She is a postdoctoral researcher at the University of Graz, interpreter, and vice president of the Association of Austrian Researchers on Topics Related to Latin America. In the project “Towards a Cosmovision Turn: Challenging Basis Translation Theory,” Rafael Schögler and she examine the role of indigenous cosmovision in missionary translations and study programs for translation and interpretation in indigenous languages. Since 2012, when she conducted extensive fieldwork for her doctoral thesis on the importance of translation and interpretation in nine Waorani communities, she has promoted radio programs and awareness events on the issues in the territory.

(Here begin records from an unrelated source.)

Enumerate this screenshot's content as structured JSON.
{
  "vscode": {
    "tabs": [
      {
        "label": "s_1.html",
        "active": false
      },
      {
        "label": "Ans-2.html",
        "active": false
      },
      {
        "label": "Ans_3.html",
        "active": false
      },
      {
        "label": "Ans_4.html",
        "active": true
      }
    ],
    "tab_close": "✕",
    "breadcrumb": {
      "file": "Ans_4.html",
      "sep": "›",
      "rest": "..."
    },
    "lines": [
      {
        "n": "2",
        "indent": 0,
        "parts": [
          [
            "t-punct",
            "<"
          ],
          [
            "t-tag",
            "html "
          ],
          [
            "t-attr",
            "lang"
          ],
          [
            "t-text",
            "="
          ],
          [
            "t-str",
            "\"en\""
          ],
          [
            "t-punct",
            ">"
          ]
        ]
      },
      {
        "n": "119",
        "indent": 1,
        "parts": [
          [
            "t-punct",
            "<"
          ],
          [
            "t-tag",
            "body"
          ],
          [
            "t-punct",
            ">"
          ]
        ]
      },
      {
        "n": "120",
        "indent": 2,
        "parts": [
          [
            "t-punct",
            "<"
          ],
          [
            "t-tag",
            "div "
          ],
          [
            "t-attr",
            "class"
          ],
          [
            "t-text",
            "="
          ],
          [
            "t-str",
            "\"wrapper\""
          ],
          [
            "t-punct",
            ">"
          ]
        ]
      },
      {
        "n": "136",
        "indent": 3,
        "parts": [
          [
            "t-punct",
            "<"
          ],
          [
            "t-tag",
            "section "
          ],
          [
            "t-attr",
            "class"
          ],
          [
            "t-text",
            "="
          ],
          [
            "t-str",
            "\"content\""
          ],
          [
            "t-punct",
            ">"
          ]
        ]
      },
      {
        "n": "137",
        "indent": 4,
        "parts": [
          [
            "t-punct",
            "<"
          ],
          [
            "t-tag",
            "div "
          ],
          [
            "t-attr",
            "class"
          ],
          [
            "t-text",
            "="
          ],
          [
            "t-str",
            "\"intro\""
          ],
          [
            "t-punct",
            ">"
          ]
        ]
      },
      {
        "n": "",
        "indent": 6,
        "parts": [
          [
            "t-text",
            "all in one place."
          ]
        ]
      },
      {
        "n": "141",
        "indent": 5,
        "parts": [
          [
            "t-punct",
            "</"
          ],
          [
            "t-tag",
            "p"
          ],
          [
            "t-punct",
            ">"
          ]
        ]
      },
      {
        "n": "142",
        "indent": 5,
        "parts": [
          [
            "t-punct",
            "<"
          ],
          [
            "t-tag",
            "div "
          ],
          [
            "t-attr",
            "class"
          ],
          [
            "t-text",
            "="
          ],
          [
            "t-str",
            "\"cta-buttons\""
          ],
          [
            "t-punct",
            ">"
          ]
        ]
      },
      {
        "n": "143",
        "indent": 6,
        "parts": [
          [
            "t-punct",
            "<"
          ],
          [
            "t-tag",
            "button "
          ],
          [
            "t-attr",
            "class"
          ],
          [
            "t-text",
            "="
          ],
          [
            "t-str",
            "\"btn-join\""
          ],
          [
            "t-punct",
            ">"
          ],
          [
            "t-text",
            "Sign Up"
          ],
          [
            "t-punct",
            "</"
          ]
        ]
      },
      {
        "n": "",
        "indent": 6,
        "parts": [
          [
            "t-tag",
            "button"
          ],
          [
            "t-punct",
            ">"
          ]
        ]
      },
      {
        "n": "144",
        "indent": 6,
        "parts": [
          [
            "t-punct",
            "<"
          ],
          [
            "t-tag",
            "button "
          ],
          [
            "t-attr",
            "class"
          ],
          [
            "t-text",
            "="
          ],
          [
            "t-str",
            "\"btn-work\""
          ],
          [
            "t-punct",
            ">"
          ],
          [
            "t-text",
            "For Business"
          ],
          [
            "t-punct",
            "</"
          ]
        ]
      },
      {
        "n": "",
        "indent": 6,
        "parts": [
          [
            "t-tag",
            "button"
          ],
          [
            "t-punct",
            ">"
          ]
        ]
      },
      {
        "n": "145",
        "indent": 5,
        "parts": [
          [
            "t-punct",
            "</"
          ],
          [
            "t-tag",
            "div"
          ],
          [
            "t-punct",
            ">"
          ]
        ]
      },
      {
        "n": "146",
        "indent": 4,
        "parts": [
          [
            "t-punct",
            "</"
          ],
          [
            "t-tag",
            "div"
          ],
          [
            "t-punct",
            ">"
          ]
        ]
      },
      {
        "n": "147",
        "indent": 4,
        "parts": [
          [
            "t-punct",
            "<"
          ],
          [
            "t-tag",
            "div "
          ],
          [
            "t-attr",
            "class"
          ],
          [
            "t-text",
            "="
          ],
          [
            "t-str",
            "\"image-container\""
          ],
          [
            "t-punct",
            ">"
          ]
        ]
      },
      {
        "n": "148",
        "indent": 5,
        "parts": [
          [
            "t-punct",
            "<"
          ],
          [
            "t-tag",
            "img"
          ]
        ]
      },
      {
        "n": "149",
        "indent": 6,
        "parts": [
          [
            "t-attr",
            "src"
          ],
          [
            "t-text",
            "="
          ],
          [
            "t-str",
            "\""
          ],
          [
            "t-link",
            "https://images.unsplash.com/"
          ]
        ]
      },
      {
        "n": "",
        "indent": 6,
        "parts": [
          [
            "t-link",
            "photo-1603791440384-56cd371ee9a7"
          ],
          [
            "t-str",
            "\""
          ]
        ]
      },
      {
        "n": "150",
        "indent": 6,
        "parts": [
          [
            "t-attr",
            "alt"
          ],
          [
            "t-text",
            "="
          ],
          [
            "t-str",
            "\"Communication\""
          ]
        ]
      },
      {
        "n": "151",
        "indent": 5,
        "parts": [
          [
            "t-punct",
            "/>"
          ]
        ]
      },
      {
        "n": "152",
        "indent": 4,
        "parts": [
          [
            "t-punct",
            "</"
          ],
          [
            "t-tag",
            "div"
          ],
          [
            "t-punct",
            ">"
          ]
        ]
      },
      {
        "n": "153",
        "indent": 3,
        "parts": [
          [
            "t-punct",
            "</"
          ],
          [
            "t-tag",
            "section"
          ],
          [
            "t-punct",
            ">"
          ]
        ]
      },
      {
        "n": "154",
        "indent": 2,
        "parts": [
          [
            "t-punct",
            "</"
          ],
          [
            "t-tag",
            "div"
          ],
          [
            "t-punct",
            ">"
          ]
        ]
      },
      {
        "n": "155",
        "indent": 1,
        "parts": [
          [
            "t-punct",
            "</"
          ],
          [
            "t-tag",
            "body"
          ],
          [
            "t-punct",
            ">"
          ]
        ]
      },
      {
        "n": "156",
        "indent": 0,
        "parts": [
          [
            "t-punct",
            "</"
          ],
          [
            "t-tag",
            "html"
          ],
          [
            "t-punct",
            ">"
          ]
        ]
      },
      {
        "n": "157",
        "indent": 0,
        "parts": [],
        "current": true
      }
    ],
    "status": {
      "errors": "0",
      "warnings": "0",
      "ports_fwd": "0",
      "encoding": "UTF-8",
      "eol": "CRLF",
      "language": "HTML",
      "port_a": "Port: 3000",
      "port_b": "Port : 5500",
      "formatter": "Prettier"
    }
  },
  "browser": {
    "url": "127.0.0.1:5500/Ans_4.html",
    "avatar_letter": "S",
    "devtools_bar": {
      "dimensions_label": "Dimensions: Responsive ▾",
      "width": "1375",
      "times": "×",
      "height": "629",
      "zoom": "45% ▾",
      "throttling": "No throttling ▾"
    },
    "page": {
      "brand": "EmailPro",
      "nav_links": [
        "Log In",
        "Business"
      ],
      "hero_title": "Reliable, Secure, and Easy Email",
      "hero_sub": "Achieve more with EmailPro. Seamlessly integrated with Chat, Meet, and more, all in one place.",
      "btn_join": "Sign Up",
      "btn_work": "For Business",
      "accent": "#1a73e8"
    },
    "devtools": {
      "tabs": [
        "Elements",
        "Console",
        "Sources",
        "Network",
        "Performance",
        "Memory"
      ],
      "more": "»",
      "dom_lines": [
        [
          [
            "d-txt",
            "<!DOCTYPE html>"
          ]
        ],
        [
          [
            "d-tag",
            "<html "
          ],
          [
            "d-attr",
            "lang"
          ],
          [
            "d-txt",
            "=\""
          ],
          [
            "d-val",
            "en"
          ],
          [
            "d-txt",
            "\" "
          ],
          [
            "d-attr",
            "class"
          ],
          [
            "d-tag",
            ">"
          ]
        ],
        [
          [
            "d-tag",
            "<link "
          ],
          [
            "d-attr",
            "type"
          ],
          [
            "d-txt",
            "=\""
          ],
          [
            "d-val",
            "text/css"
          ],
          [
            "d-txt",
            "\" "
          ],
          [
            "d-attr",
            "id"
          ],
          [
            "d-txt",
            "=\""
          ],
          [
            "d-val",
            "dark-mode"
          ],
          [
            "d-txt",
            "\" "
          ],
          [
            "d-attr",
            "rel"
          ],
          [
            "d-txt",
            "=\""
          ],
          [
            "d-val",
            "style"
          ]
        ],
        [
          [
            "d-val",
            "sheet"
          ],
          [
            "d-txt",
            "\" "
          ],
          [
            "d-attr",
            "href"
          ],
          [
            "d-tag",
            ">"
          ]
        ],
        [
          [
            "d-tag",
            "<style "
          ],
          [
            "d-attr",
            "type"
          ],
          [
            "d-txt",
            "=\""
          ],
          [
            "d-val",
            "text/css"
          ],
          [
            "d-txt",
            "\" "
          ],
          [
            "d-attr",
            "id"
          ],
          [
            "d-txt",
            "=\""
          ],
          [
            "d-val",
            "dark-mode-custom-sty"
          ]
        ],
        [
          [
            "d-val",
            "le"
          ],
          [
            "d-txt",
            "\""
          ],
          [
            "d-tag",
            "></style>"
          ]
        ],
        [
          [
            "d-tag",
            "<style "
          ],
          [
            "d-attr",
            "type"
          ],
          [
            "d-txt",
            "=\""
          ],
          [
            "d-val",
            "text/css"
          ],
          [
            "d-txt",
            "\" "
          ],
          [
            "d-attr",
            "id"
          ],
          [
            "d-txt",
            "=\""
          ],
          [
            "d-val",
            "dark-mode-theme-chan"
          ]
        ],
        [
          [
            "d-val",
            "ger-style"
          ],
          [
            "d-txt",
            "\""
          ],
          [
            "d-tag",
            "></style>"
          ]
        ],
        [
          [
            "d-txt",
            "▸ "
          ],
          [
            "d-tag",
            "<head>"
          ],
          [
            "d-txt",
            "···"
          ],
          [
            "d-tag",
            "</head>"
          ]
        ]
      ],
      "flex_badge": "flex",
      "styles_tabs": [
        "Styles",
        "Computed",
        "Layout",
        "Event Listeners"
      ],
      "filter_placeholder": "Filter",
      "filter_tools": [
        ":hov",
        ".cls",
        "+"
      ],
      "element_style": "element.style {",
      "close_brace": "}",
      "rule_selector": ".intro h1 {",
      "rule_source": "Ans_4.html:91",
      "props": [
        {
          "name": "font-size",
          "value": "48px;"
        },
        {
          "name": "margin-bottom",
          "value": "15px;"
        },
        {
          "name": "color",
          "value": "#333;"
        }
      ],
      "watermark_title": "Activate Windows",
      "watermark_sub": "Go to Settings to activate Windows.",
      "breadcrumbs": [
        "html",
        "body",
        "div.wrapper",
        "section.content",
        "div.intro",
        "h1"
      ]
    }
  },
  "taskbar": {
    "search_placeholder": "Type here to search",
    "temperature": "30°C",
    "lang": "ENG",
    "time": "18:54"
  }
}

Translating the Waorani territory: Negotiating in-between cosmovissions
In our presentation, we analyze the meaning that the Waorani give to their territory. Theoretically, we base on conceptualizations that think of translation as an immersive act in highly political negotiation processes, and in different ways of analyzing and acting upon the world. Thanks to qualitative interviews with young people, female leaders, and wise old people (Pikenani) in the communities of Orellana and Pastaza, we can examine their territory as a vital space and its care, this not only determines the future of the Waorani and the family groups in isolation (the Tagaeri Taromenani), but it is also essential in the fight against climate change. At the same time, we realize that the language Waoterero is rapidly disappearing, as well as cultural practices concerning life in the woods. Comparing the perceptions of the interviewees with some of the official postures we present, according to Alicia Cahuiya’s fight, how to communicate the meaning of territory for a migratory community and how it becomes a translation between world views.